From c0ec0f947ba3b5989358043ff4a9d6daca892212 Mon Sep 17 00:00:00 2001
From: pi-bot-01 <pi-bot-01@dominat.us>
Date: Sat, 21 Mar 2026 22:59:29 -0700
Subject: [PATCH] Match product.png layout: image, name, stock, barcode,
 SKU/UPC
MIME-Version: 1.0
Content-Type: text/plain; charset=UTF-8
Content-Transfer-Encoding: 8bit

- Switched from pandoc markdown to direct LaTeX for precise layout control
- Each product gets its own page matching the mockup:
  • Large bordered product image (centered)
  • Product name (bold, left)
  • Stock + price line
  • Bordered UPC-A barcode (centered)
  • SKU and UPC text (small, left)
- Fixed WebP→PNG image conversion (DG CDN serves WebP as .jpg)
- Compile directly with pdflatex (pandoc strips images from raw .tex)
- Output: 5.6MB PDF, 7 pages, 6 products with real images and barcodes
---
 disco.py | 175 +++++++++++++++++++++++++++++++++++++++----------------
 1 file changed, 124 insertions(+), 51 deletions(-)

diff --git a/disco.py b/disco.py
index dc2e78d..71f1fcc 100644
--- a/disco.py
+++ b/disco.py
@@ -165,14 +165,18 @@ def enrich_from_product_page(product: dict) -> dict:
 # ---------------------------------------------------------------------------
 
 def download_image(url: str, dest: Path) -> Path | None:
-    """Download image from URL, return local path or None."""
+    """Download image from URL, convert to PNG for LaTeX compatibility."""
     if not url:
         return None
     try:
         resp = requests.get(url, headers=HEADERS, timeout=15)
         resp.raise_for_status()
-        dest.write_bytes(resp.content)
-        return dest
+        # Convert to PNG regardless of source format (handles WebP, etc.)
+        from io import BytesIO
+        img = Image.open(BytesIO(resp.content)).convert("RGB")
+        png_dest = dest.with_suffix(".png")
+        img.save(png_dest, "PNG")
+        return png_dest
     except Exception as e:
         print(f"   ⚠ Image download failed: {e}")
         return None
@@ -225,22 +229,48 @@ def generate_barcode(sku: str, dest_dir: Path) -> Path | None:
 # ---------------------------------------------------------------------------
 
 def generate_catalog_pdf(products: list[dict]) -> Path | None:
-    """Build a Markdown file and convert to PDF with pandoc."""

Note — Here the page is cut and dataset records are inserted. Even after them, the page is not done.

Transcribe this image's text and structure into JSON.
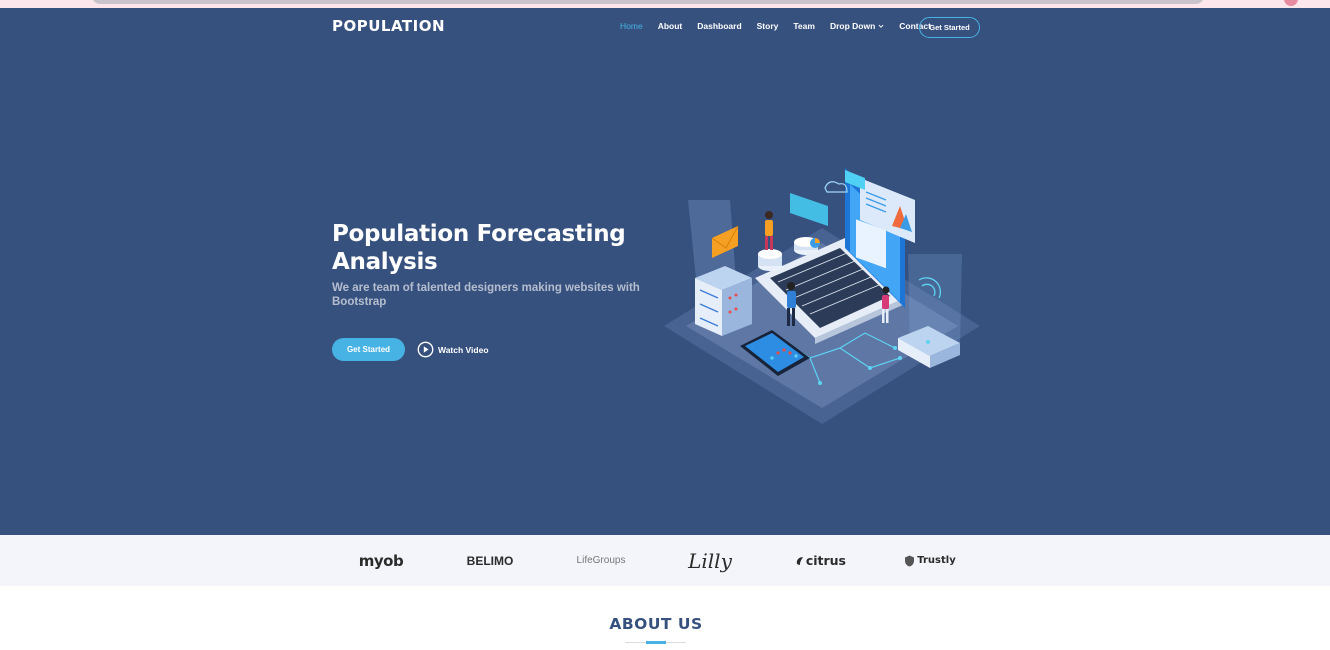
{
  "brand": {
    "logo": "POPULATION"
  },
  "nav": {
    "items": [
      {
        "label": "Home",
        "active": true
      },
      {
        "label": "About"
      },
      {
        "label": "Dashboard"
      },
      {
        "label": "Story"
      },
      {
        "label": "Team"
      },
      {
        "label": "Drop Down",
        "icon": "chevron-down-icon"
      },
      {
        "label": "Contact"
      }
    ],
    "cta": "Get Started"
  },
  "hero": {
    "title": "Population Forecasting Analysis",
    "subtitle": "We are team of talented designers making websites with Bootstrap",
    "primary_button": "Get Started",
    "video_button": "Watch Video",
    "video_icon": "play-circle-icon"
  },
  "clients": {
    "logos": [
      "myob",
      "BELIMO",
      "LifeGroups",
      "Lilly",
      "citrus",
      "Trustly"
    ]
  },
  "about": {
    "title": "ABOUT US"
  },
  "colors": {
    "hero_bg": "#37517e",
    "accent": "#47b2e4",
    "clients_bg": "#f3f5fa",
    "heading": "#37517e"
  }
}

+    """Build a LaTeX file and convert to PDF with pandoc.
+
+    Layout per page (matching product.png mockup):
+        ┌─────────────────────┐
+        │                     │
+        │    Product Image    │   ← large, centered, bordered
+        │                     │
+        └─────────────────────┘
+        Name                      ← product title, bold
+        Stk                       ← stock / price info
+        ┌─────────────────────┐
+        │    UPC-A Barcode    │   ← centered, bordered
+        └─────────────────────┘
+        SKU: XXXXXXX              ← small text
+        UPC: XXXXXXXXXXXX         ← small text
+    """
     timestamp_label = datetime.now().strftime("%Y-%m-%d %H:%M:%S")

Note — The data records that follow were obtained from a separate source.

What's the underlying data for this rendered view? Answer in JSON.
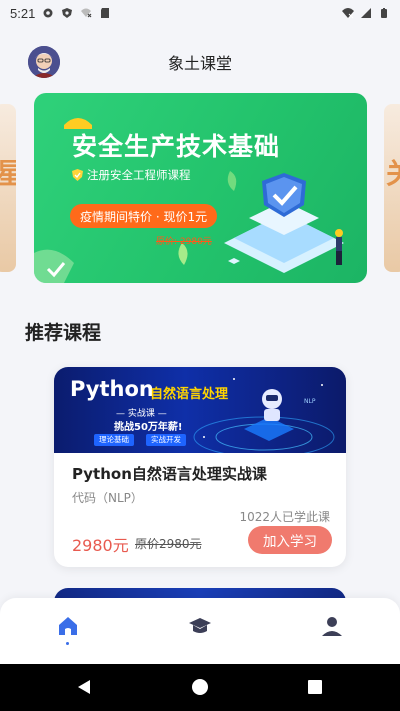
{
  "status_bar": {
    "time": "5:21",
    "icons": [
      "settings-icon",
      "shield-icon",
      "no-data-icon",
      "sd-card-icon",
      "wifi-icon",
      "signal-icon",
      "battery-icon"
    ]
  },
  "header": {
    "title": "象土课堂",
    "avatar": "user-avatar"
  },
  "banner": {
    "title": "安全生产技术基础",
    "subtitle": "注册安全工程师课程",
    "promo": "疫情期间特价 · 现价1元",
    "old_price": "原价: 2980元",
    "colors": {
      "bg": "#23c36c",
      "promo": "#ff6a1a"
    }
  },
  "section": {
    "title": "推荐课程"
  },
  "courses": [
    {
      "image": {
        "headline": "Python",
        "headline_suffix": "自然语言处理",
        "subtitle": "— 实战课 —",
        "challenge": "挑战50万年薪!",
        "tags": [
          "理论基础",
          "实战开发"
        ]
      },
      "name": "Python自然语言处理实战课",
      "tag": "代码（NLP）",
      "learners": "1022人已学此课",
      "price": "2980元",
      "original_price": "原价2980元",
      "action": "加入学习"
    }
  ],
  "bottom_nav": {
    "items": [
      "home-icon",
      "courses-icon",
      "profile-icon"
    ],
    "active": "home-icon",
    "colors": {
      "active": "#3a6ee8",
      "inactive": "#3c3f57"
    }
  },
  "system_nav": {
    "buttons": [
      "back-icon",
      "home-circle-icon",
      "recents-icon"
    ]
  },
  "colors": {
    "accent_red": "#e85a4f",
    "button_bg": "#f07a6e",
    "page_bg": "#f4f5f9"
  }
}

     timestamp_file = datetime.now().strftime("%Y%m%d_%H%M%S")
 
-    md_lines = [
-        "---",
-        'title: "Pokemon TCG Product Catalog — Dollar General"',
-        f'date: "{timestamp_label}"',
-        "geometry: margin=0.75in",
-        "fontsize: 11pt",
-        "---",
+    # Build LaTeX document directly for precise layout control
+    latex_lines = [
+        r"\documentclass[11pt,letterpaper]{article}",
+        r"\usepackage[margin=0.75in]{geometry}",
+        r"\usepackage{graphicx}",
+        r"\usepackage{fancybox}",
+        r"\usepackage{xcolor}",
+        r"\usepackage{parskip}",
+        r"\usepackage[utf8]{inputenc}",
+        r"\usepackage[T1]{fontenc}",
+        r"\usepackage{lmodern}",
+        r"\usepackage{hyperref}",
+        r"\pagestyle{empty}",
+        r"\begin{document}",
         "",
-        f"**Generated**: {timestamp_label}  ",
-        f"**Products**: {len(products)} Cards & Tins  ",
-        "",
-        "\\newpage",
+        # Title page
+        r"\begin{center}",
+        r"{\Huge\bfseries Pokemon TCG Product Catalog}\\[0.5cm]",
+        r"{\Large Dollar General}\\[0.3cm]",
+        r"{\large Generated: " + timestamp_label + r"}\\[0.2cm]",
+        r"{\large " + str(len(products)) + r" Cards \& Tins}",
+        r"\end{center}",
+        r"\newpage",
         "",
     ]
 
@@ -255,66 +285,109 @@ def generate_catalog_pdf(products: list[dict]) -> Path | None:
         img_dest = IMAGES_DIR / f"product_{i}_{sku}.jpg"
         img_path = download_image(prod.get("image_url"), img_dest)
         if not img_path:
-            img_path = make_placeholder(IMAGES_DIR / f"product_{i}_{sku}_placeholder.png", title[:30])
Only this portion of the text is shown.